After Black Friday’s Day of Action, What’s Next for Walmart?
So the day of action at Wal-Mart, the world’s largest retailer, has passed – at least for the time being. And it turned out to be much larger than the company’s executives in Bentonville had predicted or care to admit.
Thousands of Wal-Mart workers and their allies protested for better wages, affordable healthcare benefits, full-time jobs and an end to management retaliation for speaking out in at least 100 cities, including in Dallas and Lancaster, Texas, Miami and Kenosha, Wisconsin, and several other locations not know for their activism. Although the final tally will not be clear for some time, “open-source” actions of some kind took place at Wal-Mart stores in 46 different states across the nation, with major demonstrations in California, Washington, New York and Massachusetts.
Before Black Friday, the company’s management insisted that the “so called protests involve a handful of associates at a handful of stores,” supplemented by non-Wal-Mart employees, and were largely a result of the nefarious activities of the United Food and Commercial Workers (UFCW). But Wal-Mart executives will now find it much more difficult to dismiss the protests or contend that the striking employees are a wholly owned subsidiary of the union – as it did in its effort to get a court injunction to block the strikes. Contrary to what the company has claimed, Friday’s worker actions were not about union recognition, but about gaining respect on the job, and from their very beginning, Wal-Mart employees themselves have organized the protests, albeit supported by a broad range of women’s, immigrant, civil rights and community organizations, as well as the labor movement.
The actions in support of respect at Wal-Mart started in early October, with the first strikes ever in the history of the company, when workers walked off the job at retail stores in at least twelve cities across the country. The striking workers have been joined by protests by workers at warehouses contracted to Wal-Mart, with one stoppage in Southern California lasting for 15 days. Strikes and protests continued throughout October and November, often at short notice, eventually leading up to Black Friday’s widespread national day of action.
Predictably, Wal-Mart management has acted to squash the employees’ protests.
Last Wednesday, the Organization United for Respect at Wal-Mart (OUR Walmart) filed a complaint with the National Labor Relations Board stating that Wal-Mart's HR department in Bentonville instructed store managers to “threaten workers with termination, discipline, and/or a lawsuit if they strike or engage in other concerted job actions on Black Friday.” OUR Walmart’s complaint provided clear evidence of attempted intimidation by the retail giant: a Wal-Mart spokesperson stated, on the CBS evening news no less, that “there could be consequences” for employees who participate in the Black Friday protests, even though it is clearly illegal to retaliate against workers who participate in “protected concerted activity.”

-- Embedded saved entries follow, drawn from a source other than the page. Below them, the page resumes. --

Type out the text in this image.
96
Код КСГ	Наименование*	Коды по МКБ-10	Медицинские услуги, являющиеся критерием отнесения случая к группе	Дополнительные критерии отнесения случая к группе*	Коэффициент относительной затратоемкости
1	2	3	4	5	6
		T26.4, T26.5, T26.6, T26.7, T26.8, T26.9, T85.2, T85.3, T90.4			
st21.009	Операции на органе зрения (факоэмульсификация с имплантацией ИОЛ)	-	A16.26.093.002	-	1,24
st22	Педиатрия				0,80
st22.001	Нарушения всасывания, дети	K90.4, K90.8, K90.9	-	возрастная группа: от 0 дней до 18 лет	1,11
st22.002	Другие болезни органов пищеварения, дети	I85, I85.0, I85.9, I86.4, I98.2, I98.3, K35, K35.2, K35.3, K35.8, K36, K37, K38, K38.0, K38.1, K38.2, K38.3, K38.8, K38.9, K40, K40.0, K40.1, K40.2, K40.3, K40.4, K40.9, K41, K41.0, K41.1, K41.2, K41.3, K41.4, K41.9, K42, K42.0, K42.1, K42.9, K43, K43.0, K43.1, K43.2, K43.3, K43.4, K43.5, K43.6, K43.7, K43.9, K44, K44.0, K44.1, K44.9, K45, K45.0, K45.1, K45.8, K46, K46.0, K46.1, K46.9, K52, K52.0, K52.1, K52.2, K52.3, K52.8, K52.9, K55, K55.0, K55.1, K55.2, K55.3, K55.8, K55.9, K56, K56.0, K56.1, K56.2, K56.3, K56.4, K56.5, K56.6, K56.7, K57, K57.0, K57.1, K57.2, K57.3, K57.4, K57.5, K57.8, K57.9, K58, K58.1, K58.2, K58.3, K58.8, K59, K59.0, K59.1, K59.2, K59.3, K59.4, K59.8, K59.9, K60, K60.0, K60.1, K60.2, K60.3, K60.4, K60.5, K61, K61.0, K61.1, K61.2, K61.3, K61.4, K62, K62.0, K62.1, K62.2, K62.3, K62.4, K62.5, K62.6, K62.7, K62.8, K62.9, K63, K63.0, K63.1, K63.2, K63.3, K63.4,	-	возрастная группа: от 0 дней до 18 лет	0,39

Store-level managers, who have for decades been Wal-Mart’s first line of defense against workers who dare to speak out, have reinforced senior management’s message. Walmart workers at a store in Fairfield, Virginia stated that their manager told them that corporate headquarters in Bentonville “gave me the freedom to say whatever I want. If any one of you walks off the job or participates in an action on Black Friday that results in the loss of store sales you will be fired and sued.” OUR Walmart also states that managers at Wal-Mart stores in Dallas, San Leandro, Calif., and Fairfield, Conn. tried to intimidate employees against participating Black Friday’s strike actions.

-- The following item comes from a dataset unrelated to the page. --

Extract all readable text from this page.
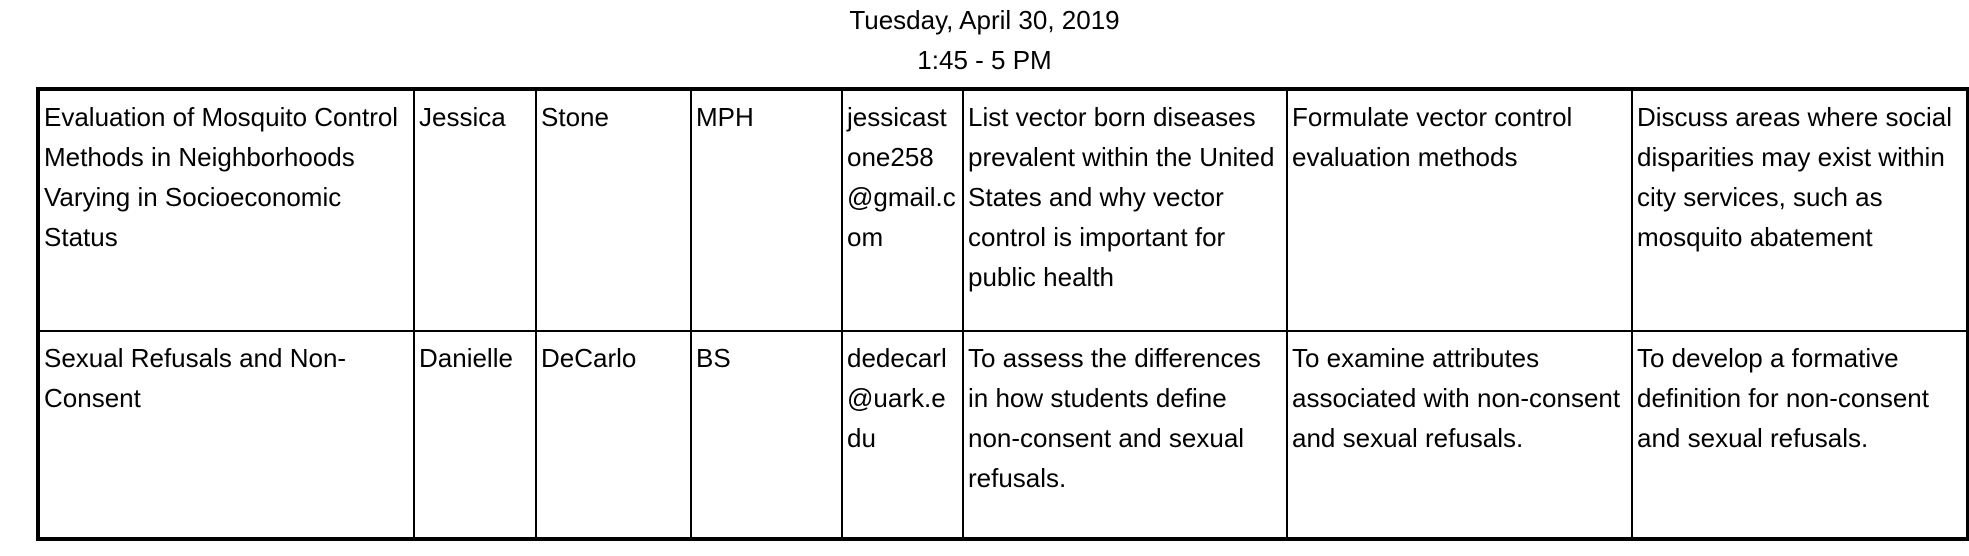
Tuesday, April 30, 2019
1:45 - 5 PM
Evaluation of Mosquito Control Methods in Neighborhoods Varying in Socioeconomic Status	Jessica	Stone	MPH	jessicastone258@gmail.com	List vector born diseases prevalent within the United States and why vector control is important for public health	Formulate vector control evaluation methods	Discuss areas where social disparities may exist within city services, such as mosquito abatement
Sexual Refusals and Non-Consent	Danielle	DeCarlo	BS	dedecarl@uark.edu	To assess the differences in how students define non-consent and sexual refusals.	To examine attributes associated with non-consent and sexual refusals.	To develop a formative definition for non-consent and sexual refusals.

Despite the official line coming from Bentonville – still denying that workers are poorly paid and badly treated, even in the face of overwhelming evidence to the contrary, and still denying that the protests have widespread community support -- it is unlikely that the job actions will end anytime soon. Neither the protesting workers nor their growing ranks of supporters are going away, and the protests are only likely to grow stronger.
For the first time in its half-century history, Wal-Mart is facing significant labor strife. And for the first time ever, senior management is clearly rattled, fearing the employees’ actions will escalate to something beyond its control. In many ways, however, they already have – the protesting Wal-Mart workers have attracted the support tens of thousands of community allies throughout the country and beyond, and, through social media, the backing of hundreds of thousands of supporters throughout the world.
Whatever the outcome of the protests, Wal-Mart will never be the same company again.
*John Logan is Professor and Director of Labor and Employment Studies at San Francisco State University.